Data centers have dominated headlines for some time. From major development announcements reaching into the hundreds of millions (or even topping one billion dollars) to strong M&A activity, REIT privatizations, AI-driven technology advancements, and fundraising, this asset class is on investors’ minds.

This momentum also holds in the public markets. According to a recent Barclay’s research report, the data center REIT sector—represented by Digital Realty, Equinix, and Iron Mountain—has a higher average enterprise value than any other asset class outside of the tower space. In aggregate, their enterprise value tops that of all industrial REITs combined, which includes a total of eight REITs.

As a result, data centers are attracting capital from multiple directions, driving pricing. Implied cap rates for the space were the lowest among all asset classes at 4.4%.
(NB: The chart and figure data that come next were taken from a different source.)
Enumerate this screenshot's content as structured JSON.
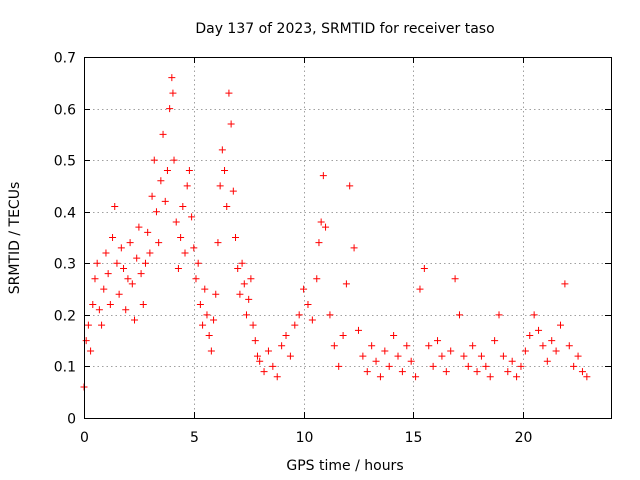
{
  "chart_data": {
    "type": "scatter",
    "title": "Day 137 of 2023, SRMTID for receiver taso",
    "xlabel": "GPS time / hours",
    "ylabel": "SRMTID / TECUs",
    "xlim": [
      0,
      24
    ],
    "ylim": [
      0,
      0.7
    ],
    "x_ticks": [
      0,
      5,
      10,
      15,
      20
    ],
    "x_tick_labels": [
      "0",
      "5",
      "10",
      "15",
      "20"
    ],
    "y_ticks": [
      0,
      0.1,
      0.2,
      0.3,
      0.4,
      0.5,
      0.6,
      0.7
    ],
    "y_tick_labels": [
      "0",
      "0.1",
      "0.2",
      "0.3",
      "0.4",
      "0.5",
      "0.6",
      "0.7"
    ],
    "grid": true,
    "marker": "+",
    "marker_color": "#ff0000",
    "series": [
      {
        "name": "SRMTID",
        "x": [
          0.0,
          0.1,
          0.2,
          0.3,
          0.4,
          0.5,
          0.6,
          0.7,
          0.8,
          0.9,
          1.0,
          1.1,
          1.2,
          1.3,
          1.4,
          1.5,
          1.6,
          1.7,
          1.8,
          1.9,
          2.0,
          2.1,
          2.2,
          2.3,
          2.4,
          2.5,
          2.6,
          2.7,
          2.8,
          2.9,
          3.0,
          3.1,
          3.2,
          3.3,
          3.4,
          3.5,
          3.6,
          3.7,
          3.8,
          3.9,
          4.0,
          4.05,
          4.1,
          4.2,
          4.3,
          4.4,
          4.5,
          4.6,
          4.7,
          4.8,
          4.9,
          5.0,
          5.1,
          5.2,
          5.3,
          5.4,
          5.5,
          5.6,
          5.7,
          5.8,
          5.9,
          6.0,
          6.1,
          6.2,
          6.3,
          6.4,
          6.5,
          6.6,
          6.7,
          6.8,
          6.9,
          7.0,
          7.1,
          7.2,
          7.3,
          7.4,
          7.5,
          7.6,
          7.7,
          7.8,
          7.9,
          8.0,
          8.2,
          8.4,
          8.6,
          8.8,
          9.0,
          9.2,
          9.4,
          9.6,
          9.8,
          10.0,
          10.2,
          10.4,
          10.6,
          10.7,
          10.8,
          10.9,
          11.0,
          11.2,
          11.4,
          11.6,
          11.8,
          11.95,
          12.1,
          12.3,
          12.5,
          12.7,
          12.9,
          13.1,
          13.3,
          13.5,
          13.7,
          13.9,
          14.1,
          14.3,
          14.5,
          14.7,
          14.9,
          15.1,
          15.3,
          15.5,
          15.7,
          15.9,
          16.1,
          16.3,
          16.5,
          16.7,
          16.9,
          17.1,
          17.3,
          17.5,
          17.7,
          17.9,
          18.1,
          18.3,
          18.5,
          18.7,
          18.9,
          19.1,
          19.3,
          19.5,
          19.7,
          19.9,
          20.1,
          20.3,
          20.5,
          20.7,
          20.9,
          21.1,
          21.3,
          21.5,
          21.7,
          21.9,
          22.1,
          22.3,
          22.5,
          22.7,
          22.9
        ],
        "y": [
          0.06,
          0.15,
          0.18,
          0.13,
          0.22,
          0.27,
          0.3,
          0.21,
          0.18,
          0.25,
          0.32,
          0.28,
          0.22,
          0.35,
          0.41,
          0.3,
          0.24,
          0.33,
          0.29,
          0.21,
          0.27,
          0.34,
          0.26,
          0.19,
          0.31,
          0.37,
          0.28,
          0.22,
          0.3,
          0.36,
          0.32,
          0.43,
          0.5,
          0.4,
          0.34,
          0.46,
          0.55,
          0.42,
          0.48,
          0.6,
          0.66,
          0.63,
          0.5,
          0.38,
          0.29,
          0.35,
          0.41,
          0.32,
          0.45,
          0.48,
          0.39,
          0.33,
          0.27,
          0.3,
          0.22,
          0.18,
          0.25,
          0.2,
          0.16,
          0.13,
          0.19,
          0.24,
          0.34,
          0.45,
          0.52,
          0.48,
          0.41,
          0.63,
          0.57,
          0.44,
          0.35,
          0.29,
          0.24,
          0.3,
          0.26,
          0.2,
          0.23,
          0.27,
          0.18,
          0.15,
          0.12,
          0.11,
          0.09,
          0.13,
          0.1,
          0.08,
          0.14,
          0.16,
          0.12,
          0.18,
          0.2,
          0.25,
          0.22,
          0.19,
          0.27,
          0.34,
          0.38,
          0.47,
          0.37,
          0.2,
          0.14,
          0.1,
          0.16,
          0.26,
          0.45,
          0.33,
          0.17,
          0.12,
          0.09,
          0.14,
          0.11,
          0.08,
          0.13,
          0.1,
          0.16,
          0.12,
          0.09,
          0.14,
          0.11,
          0.08,
          0.25,
          0.29,
          0.14,
          0.1,
          0.15,
          0.12,
          0.09,
          0.13,
          0.27,
          0.2,
          0.12,
          0.1,
          0.14,
          0.09,
          0.12,
          0.1,
          0.08,
          0.15,
          0.2,
          0.12,
          0.09,
          0.11,
          0.08,
          0.1,
          0.13,
          0.16,
          0.2,
          0.17,
          0.14,
          0.11,
          0.15,
          0.13,
          0.18,
          0.26,
          0.14,
          0.1,
          0.12,
          0.09,
          0.08
        ]
      }
    ]
  }
}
Over the next few years, the data center landscape will look very different than it does today, creating opportunities for investors. Those looking to aggregate assets and create new enterprises stand to monetize these investments in multiple ways. Historically, portfolios trade at a premium to individual assets, offering an exit to a single buyer. The strength of the public markets could result in future IPO activity and an expansion of traded REITs. This is not an easy endeavor given the high cost of entry, but it offers substantial upside in the future.

The development pipeline is robust, fueled by market demand for new space across the country. Major markets are expanding at a rapid pace, while secondary markets are ramping up to top-tier capacity levels. Meanwhile, municipalities with access to land and power are seeing substantial investment, putting them on the map.